4) Zijn ter omzetting van de verplichting krachtens artikel 3, lid 7, van richtlijn 2009/101/EG, volgens welke bepaling de lidstaten de nodige maatregelen nemen om elke tegenstrijdigheid te vermijden tussen de inhoud van de overeenkomstig lid 5 openbaar gemaakte tekst en die van het register of van het dossier en om rekening te houden met belangen van derden om kennis te nemen van de voornaamste akten van de vennootschap en van bepaalde gegevens die haar betreffen, die in overweging 3 van deze richtlijn worden vermeld, nationale bepalingen toegestaan die voorzien in een procedureregeling (aanvraagformulieren, indienen van kopieën van documenten waarin persoonsgegevens onherkenbaar zijn gemaakt) voor de uitoefening van het recht van een natuurlijk persoon om overeenkomstig artikel 17 van verordening 2016/679 van de verwerkingsverantwoordelijke zonder onredelijke vertraging wissing van de hem betreffende persoonsgegevens te verkrijgen, wanneer de persoonsgegevens, waarvan de wissing wordt verlangd, deel uitmaken van openbaar verstrekte (bekendgemaakte) documenten, die aan de verwerkingsverantwoordelijke volgens een soortgelijke procedureregeling ter beschikking zijn gesteld door een andere persoon, die met deze handeling ook het doel van de door hem geïnitieerde verwerking heeft vastgesteld?

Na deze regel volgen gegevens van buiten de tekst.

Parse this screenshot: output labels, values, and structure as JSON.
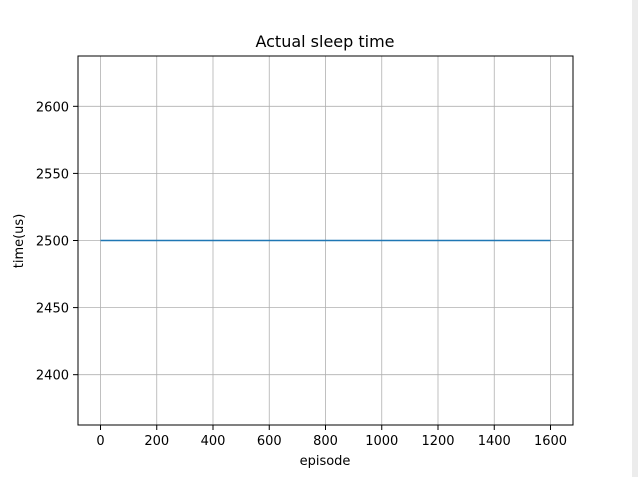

5) Handelt het agentschap voor registraties in de aan het hoofdgeding ten grondslag liggende situatie alleen als verwerkingsverantwoordelijke met betrekking tot de persoonsgegevens of is het ook ontvanger, wanneer het doel van de verwerking ervan, als deel van de documenten die ter openbaarmaking worden voorgelegd, door een andere verwerkingsverantwoordelijke werd vastgesteld?

6) Vormt de persoonlijke handtekening van een natuurlijk persoon informatie die betrekking heeft op een geïdentificeerde natuurlijk persoon en valt deze meer bepaald onder het begrip „persoonsgegevens” in de zin van artikel 4, punt 1, van verordening 2016/679?

7) Moet het begrip „immateriële schade” in artikel 82, lid 1, van verordening 2016/679 aldus worden uitgelegd dat immateriële schade een tastbaar nadeel en een objectief op te vatten inbreuk op persoonlijke belangen vereist of volstaat het louter kortstondige verlies van betrokkene van het gezag over zijn gegevens wegens de openbaarmaking van persoonsgegevens in het handelsregister, dat voor betrokkene zonder enige tastbare of nadelige gevolgen is gebleven?

8) Kan het overeenkomstig artikel 58, lid 3, onder b), van verordening 2016/679 vastgestelde advies van de nationale toezichthoudende autoriteit, de Komisia za zashtita na lichnite danni (Bulgaarse commissie ter bescherming van persoonsgegevens), nr. 01-116(20)/01.02.2021, volgens hetwelk het agentschap voor registraties geen wettelijke mogelijkheid of bevoegdheid heeft om ambtshalve of op verzoek van de betrokkene, de verwerking van reeds openbaar gemaakte gegevens te beperken, gelden als bewijs in de zin van artikel 82, lid 3, van verordening 2016/679 dat het agentschap voor registraties op geen enkele wijze verantwoordelijk is voor het feit dat de schade bij de natuurlijke persoon heeft veroorzaakt?

Aangehaalde (recente) jurisprudentie: С-[398]/15 ; С-553/07 ; GC e.a. С-136/17 ; С-268/2.